Crude costs to dictate impact of Arab unrest

Published by rudy Date posted on March 1, 2011

THE ECONOMIC IMPACT of continued unrest in the Arab world can be managed, observers said, particularly if a surge in crude prices is contained.

Amid warnings by multilateral institutions that rising oil prices could significantly affect growth, a Bangko Sentral ng Pilipinas (BSP) official said the 7-8% goal for 2011 remained achievable.

While higher crude prices “could affect economic growth … as long as … [these] remain within our assumptions, we can say [GDP] growth of 7 to 8% may be attained,” BSP Deputy Governor Diwa C. Guinigundo yesterday said in a text message to BusinessWorld.

Economists said migrant worker remittances — a key driver of the economy — would stay robust, adding that inflation will also likely stay within target. Mr. Guinigundo claimed higher oil prices had been factored into the BSP’s current outlook.

“Higher oil prices will induce higher inflation. But we have already considered them,” he said.

Crude prices neared $120 per barrel last week as a revolt against Libyan leader Moamer Kadhafi escalated, although supply assurances from top producer Saudi Arabia have led to an easing.

Dubai crude, which the Philippines uses as a benchmark, averaged $99.53 per barrel for the Feb. 1-25 period, beyond the $80-90 Mr. Guinigundo said had been assumed for 2011 by economic managers.

Andrew Burns, the World Bank’s manager of global economics, on Monday said the oil price surge could dent economic growth in developing countries by somewhere between 0.2 and 0.4 percentage points if it remained high for a year or longer.

The same range was quoted yesterday by University of Asia and the Pacific economist Peter Lee U, who said this would be caused by a 10% increase in crude prices.

“It will affect market prices … But we can do little to address this as the increases come from geopolitical reasons more than anything else,” he said in a telephone interview.

The World Bank in January forecast 2011 growth of 5% for the Philippines, below the government’s 7-8% target, citing, among others, continued risks in export markets. The outlook was issued before an successful uprising in Tunisia spurred Egyptians to overthrow their president. The wave of unrest has since spread to Libya, Yemen, Bahrain and Iran.

Mr. Burns qualified that the rise global oil prices was not a “calamitous event” for developing economies whose economies were growing strongly at around 6% or more, as opposed to low growth in industrialized nations.

The Philippines grew by 7.3% last year, exceeding the government’s 5-6% target.

Asked to comment on the World Bank warning, Socioeconomic planning secretary Cayetano W. Paderanga, Jr. yesterday said the Aquino administration would be looking to reduce the economic impact.

“We can mitigate risk by ensuring that there are no supply disruptions, by arranging alternative sources and placements for our workers, and looking for good substitutes to avoid the price risks,” Mr. Paderanga said in a text message.

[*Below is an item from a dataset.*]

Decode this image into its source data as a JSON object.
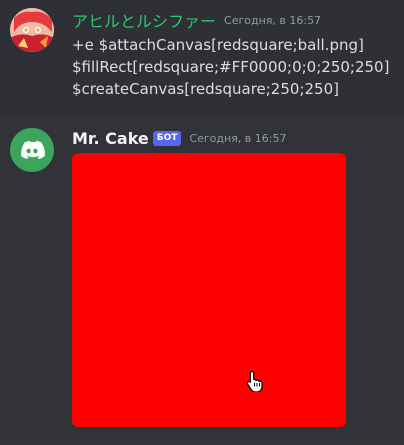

“Also try for economic resilience by getting all sectors’ cooperation,” he added.

University of Asia and the Philippines economist Bernardo M. Villegas on Monday said inflation would stay within the central bank’s 3-5% target for 2011 as other oil-producing countries made up for supply disruptions in Libya — the world’s 12th largest producer.

“The Middle East is not critical. Other places like Latin America and US can produce oil,” he claimed.

University of the Philippines economist Benjamin E. Diokno said the BSP’s remittance growth target of 8% could still be achieved but warned that a drop in deployment would put this at risk.

Remittances totalled $18.763 billion last year, slightly exceeding the BSP forecast of $18.7 billion.

Mr. Guinigundo said the central bank was watching for spillover effects, noting that “Libya and Egypt bring in small overseas Filipino remittances”.

“[B]ut if Saudi [Arabia] and UAE (United Arab Emirates) are affected, the impact could raise more concern,” he said.

BSP Governor Amando M. Tetangco, Jr., meanwhile, told reporters yesterday that the central bank was working on allowing the conversion of dinars brought in by workers repatriated from Libya.

“We are just finalizing the working banking arrangements,” he said in an e-mail.

De La Salle University economist Mitzie Irene P. Conchada said worker demand from outside the Middle East would mitigate any impact on remittances.

“Other countries’ demand … would assure the Philippines of steady, long-term demand for our skilled workers,” she said in an e-mail yesterday.

A day earlier, University of the Philippines School of Labor and Industrial Relations director Rene E. Ofreneo warned that deployment could be affected as the unrest in the Arab world was rooted in social issues.

“The effect on us is most likely, there will be a suspension or reduction of hiring along with return migration,” he said.

De La Salle’s Ms. Conchada said the BSP could be forced to raise its inflation forecast anew or even tighten policy if the rise in consumer prices accelerated further.

Inflation rose to 3.5% in January, up from 3% in December. The BSP last month raised its 2011 inflation forecast to 4.4%, but said there was no need for policy tightening as the rise in consumer prices remained within the 3-5% target range.